DeepSeek open sources super-fast GPU kernels
Chinese company DeepSeek, which has made a breakthrough in the field of artificial intelligence, has begun an unprecedented week of open source releases, launching the first of five promised tools – FlashMLA. This project represents optimized GPU kernels that the company uses in its production systems.
FlashMLA implements multi latent attention (MLA) technology, a revolutionary method that significantly reduces memory consumption in transformers by efficiently compressing key and value matrices. Although the method itself has already proven its effectiveness in DeepSeek models, until today, optimized implementations for it practically did not exist.
The key technical characteristics of FlashMLA are impressive:
– Support for bfloat16 format, providing an optimal balance between computation speed and accuracy
– KV page cache with block size 64
– Record performance: up to 3000 GB/s in memory-bound configuration
– 580 teraflops in compute-bound configuration on H800 SXM5 GPU using CUDA 12.6
The tool is fully compatible with the entire line of NVIDIA Hopper graphics processors, including H100, H800, and other models. FlashMLA is particularly effective when processing variable-length sequences, making it an ideal solution for modern natural language processing tasks.

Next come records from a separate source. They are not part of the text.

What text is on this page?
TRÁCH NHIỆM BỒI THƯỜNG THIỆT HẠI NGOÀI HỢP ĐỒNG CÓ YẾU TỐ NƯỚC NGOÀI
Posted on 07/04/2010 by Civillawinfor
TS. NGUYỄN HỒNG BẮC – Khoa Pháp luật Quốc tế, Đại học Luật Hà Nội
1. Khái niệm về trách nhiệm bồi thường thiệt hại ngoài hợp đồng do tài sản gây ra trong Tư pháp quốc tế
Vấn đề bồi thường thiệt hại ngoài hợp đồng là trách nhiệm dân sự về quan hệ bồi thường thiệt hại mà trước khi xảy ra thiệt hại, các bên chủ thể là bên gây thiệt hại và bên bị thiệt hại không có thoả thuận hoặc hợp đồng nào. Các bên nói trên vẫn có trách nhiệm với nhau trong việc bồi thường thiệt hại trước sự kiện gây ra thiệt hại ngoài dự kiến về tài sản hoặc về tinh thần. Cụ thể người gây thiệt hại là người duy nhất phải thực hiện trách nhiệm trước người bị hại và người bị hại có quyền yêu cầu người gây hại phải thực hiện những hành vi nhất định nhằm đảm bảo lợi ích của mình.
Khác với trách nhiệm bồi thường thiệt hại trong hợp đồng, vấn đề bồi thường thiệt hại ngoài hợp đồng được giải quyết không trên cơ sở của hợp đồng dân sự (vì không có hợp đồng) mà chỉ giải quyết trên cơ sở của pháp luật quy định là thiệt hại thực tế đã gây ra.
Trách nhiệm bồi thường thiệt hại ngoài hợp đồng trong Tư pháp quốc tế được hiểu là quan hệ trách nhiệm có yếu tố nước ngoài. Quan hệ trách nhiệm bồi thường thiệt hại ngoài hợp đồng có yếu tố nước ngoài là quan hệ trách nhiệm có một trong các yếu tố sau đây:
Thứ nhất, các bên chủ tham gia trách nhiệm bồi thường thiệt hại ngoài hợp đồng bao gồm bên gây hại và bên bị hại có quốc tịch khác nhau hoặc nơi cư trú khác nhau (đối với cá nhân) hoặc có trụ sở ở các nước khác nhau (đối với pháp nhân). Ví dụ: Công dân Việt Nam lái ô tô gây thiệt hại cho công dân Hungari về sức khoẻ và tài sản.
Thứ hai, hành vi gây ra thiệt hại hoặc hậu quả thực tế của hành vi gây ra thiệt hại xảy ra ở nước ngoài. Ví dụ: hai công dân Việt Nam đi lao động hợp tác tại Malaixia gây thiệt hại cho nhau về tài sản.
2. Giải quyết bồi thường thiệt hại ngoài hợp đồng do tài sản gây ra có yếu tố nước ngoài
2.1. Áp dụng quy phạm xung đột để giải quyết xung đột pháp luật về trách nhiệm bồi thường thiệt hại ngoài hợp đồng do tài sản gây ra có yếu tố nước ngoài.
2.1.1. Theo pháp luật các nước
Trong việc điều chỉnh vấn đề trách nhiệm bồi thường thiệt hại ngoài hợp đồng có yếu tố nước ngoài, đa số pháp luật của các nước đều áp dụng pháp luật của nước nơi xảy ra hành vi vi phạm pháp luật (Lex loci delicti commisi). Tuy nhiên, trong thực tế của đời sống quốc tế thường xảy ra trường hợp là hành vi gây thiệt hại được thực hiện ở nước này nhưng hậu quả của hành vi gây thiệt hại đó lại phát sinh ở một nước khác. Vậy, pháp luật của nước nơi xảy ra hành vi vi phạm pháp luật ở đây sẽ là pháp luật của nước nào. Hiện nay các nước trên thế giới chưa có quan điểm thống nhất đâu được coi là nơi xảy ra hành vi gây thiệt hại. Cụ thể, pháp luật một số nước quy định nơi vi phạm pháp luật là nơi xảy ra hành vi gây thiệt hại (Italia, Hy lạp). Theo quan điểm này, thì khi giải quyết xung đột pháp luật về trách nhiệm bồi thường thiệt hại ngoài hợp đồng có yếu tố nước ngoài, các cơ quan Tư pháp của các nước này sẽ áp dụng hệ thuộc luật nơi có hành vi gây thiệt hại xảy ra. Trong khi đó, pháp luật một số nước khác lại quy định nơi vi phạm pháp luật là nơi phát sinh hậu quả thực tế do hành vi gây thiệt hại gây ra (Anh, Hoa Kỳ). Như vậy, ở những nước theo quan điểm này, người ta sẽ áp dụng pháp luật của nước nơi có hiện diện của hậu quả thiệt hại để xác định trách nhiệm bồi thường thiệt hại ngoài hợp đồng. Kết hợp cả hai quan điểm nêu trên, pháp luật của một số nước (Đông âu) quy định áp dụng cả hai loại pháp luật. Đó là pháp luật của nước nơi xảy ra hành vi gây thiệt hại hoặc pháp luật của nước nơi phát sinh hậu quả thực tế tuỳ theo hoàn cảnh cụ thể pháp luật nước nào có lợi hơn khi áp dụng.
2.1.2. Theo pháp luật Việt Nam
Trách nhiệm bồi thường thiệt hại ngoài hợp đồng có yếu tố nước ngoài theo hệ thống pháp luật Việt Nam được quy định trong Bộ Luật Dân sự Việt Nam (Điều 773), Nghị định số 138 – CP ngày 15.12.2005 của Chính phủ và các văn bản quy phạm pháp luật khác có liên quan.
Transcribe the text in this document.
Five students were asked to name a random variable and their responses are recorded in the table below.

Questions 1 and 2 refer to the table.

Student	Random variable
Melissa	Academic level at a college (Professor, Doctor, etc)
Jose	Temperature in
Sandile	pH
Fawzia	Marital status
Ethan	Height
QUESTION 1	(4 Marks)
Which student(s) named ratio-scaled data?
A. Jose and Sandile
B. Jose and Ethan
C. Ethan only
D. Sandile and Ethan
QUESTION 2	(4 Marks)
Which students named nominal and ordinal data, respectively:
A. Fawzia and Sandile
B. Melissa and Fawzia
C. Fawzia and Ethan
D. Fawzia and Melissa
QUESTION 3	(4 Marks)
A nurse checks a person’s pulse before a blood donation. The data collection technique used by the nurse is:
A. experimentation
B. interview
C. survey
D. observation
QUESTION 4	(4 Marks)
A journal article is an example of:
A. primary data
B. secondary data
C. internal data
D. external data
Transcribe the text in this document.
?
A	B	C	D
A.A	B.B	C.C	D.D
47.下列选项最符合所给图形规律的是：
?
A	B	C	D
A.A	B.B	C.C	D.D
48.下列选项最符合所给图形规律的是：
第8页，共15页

DeepSeek plans to continue publishing its internal developments: from February 24 to 28, the company promises to release four more repositories from its internal ecosystem to open access. This decision could significantly impact the development of the entire AI industry by providing developers with access to advanced optimizations previously available only within the company.
The project code is already available on GitHub (github.com/deepseek-ai/FlashMLA), allowing developers from around the world to begin integrating these optimizations into their projects, potentially significantly improving the performance of their AI systems.